NICK: And actually financially value it, which is kind of coming back to your earlier comment about actually valuing nature, yeah, indeed.

BILL: Part of the value of those golf courses is they’re in super attractive places, utterly destroyed in essence by doing so, but in attractive places and that’s one of the reasons why people want to stay there and play golf there, is because there’s great nature there.

NICK: Yeah, so it needs conserving, yeah. Final question then, do you have a role model, and that could be within conservation, ecology or wider, is there someone that you’ve looked up to through your career and has inspired you?

BILL: We’re in the David Attenborough building and this is kind of corny because he’s everyone’s role model. His knowledge and passion and his ability to enthuse anyone is just breath-taking.
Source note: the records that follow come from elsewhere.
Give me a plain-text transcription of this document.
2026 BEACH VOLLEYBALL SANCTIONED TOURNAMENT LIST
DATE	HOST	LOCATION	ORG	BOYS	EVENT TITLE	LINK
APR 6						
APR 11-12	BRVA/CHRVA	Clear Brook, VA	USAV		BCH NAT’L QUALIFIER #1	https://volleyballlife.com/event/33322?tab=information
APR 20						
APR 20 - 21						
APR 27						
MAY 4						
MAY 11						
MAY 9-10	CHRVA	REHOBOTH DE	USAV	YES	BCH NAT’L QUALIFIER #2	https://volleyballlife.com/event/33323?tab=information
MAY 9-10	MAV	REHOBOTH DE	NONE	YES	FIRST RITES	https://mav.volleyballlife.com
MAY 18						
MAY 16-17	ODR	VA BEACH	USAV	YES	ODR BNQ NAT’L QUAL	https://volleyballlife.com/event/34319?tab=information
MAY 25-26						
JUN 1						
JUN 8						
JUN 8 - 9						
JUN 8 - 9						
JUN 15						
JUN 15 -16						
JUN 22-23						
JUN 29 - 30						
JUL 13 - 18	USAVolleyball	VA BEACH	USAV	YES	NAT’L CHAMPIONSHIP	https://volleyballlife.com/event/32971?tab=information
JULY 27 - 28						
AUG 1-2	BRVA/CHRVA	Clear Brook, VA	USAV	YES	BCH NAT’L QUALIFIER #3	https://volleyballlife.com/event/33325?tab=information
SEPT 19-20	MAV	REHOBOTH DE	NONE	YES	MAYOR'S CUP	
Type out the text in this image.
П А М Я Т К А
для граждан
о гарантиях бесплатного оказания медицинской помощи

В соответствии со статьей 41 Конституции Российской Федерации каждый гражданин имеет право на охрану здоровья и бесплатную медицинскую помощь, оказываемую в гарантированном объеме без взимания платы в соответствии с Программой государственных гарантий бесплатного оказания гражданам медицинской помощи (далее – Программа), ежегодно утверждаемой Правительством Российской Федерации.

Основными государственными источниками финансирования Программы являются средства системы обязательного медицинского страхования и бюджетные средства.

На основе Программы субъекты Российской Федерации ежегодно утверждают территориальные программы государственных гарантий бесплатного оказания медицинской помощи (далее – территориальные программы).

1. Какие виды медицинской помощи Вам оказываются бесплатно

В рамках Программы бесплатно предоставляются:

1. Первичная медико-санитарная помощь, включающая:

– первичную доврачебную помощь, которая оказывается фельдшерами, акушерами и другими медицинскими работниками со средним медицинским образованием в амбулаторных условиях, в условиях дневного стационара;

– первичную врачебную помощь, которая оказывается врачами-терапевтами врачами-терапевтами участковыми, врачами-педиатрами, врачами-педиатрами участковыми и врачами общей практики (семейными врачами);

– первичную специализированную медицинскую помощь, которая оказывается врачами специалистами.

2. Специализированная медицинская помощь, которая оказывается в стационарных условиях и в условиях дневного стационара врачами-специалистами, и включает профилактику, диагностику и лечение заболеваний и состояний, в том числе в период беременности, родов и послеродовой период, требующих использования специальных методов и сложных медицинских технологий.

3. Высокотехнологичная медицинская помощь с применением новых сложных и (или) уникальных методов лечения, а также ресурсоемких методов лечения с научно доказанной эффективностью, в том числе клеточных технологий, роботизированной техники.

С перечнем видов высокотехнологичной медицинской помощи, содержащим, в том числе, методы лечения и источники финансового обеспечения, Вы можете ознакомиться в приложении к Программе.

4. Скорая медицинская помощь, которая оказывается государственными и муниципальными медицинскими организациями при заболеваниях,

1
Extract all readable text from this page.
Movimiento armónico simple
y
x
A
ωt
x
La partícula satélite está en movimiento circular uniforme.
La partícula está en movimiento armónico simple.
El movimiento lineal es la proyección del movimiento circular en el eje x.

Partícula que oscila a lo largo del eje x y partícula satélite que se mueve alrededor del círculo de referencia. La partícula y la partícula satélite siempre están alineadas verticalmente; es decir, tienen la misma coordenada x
He’s just a complete inspiration. I have seen him talking to a whole range of different people from vice chancellors to builders and he treats them all with complete respect and equality and they all love him, as they should, because he’s fantastic.

NICK: Yeah, he’s a huge inspiration to, well, thousands of conservationists and everyday people.

BILL: Indeed, and I tell you a remarkable thing. If you watch Life on Earth or any of his major series, they’re really technical. They are explaining… so Life on Earth explains the major evolutionary advances. Technical issues, the sort of things that you teach in undergraduate degrees. And he makes that prime time television. That is remarkable. He explains, he takes hard-core science and makes the public interested in it. And that is remarkable.

NICK: Yeah, makes it totally accessible. Absolutely irreplaceable. Bill Sutherland, thank you so much for finding the time to talk today, it’s been really fun getting to know you, hearing your career’s story. If people wanted to find out a little bit more about you or Conservation Evidence where should they go?

BILL: Well Conservation Evidence is ConservationEvidence.com and I’ve got a website, not a very good website actually (laughter), I guess a good bit of advice is to have a website and one that’s better than mine! And I’m always very happy for people to get in touch if they’ve got work that they want to do.

NICK: Fabulous, great. Well thanks once again, great to chat Bill.

BILL: Good to chat to you, thanks for an interesting chat. Bye!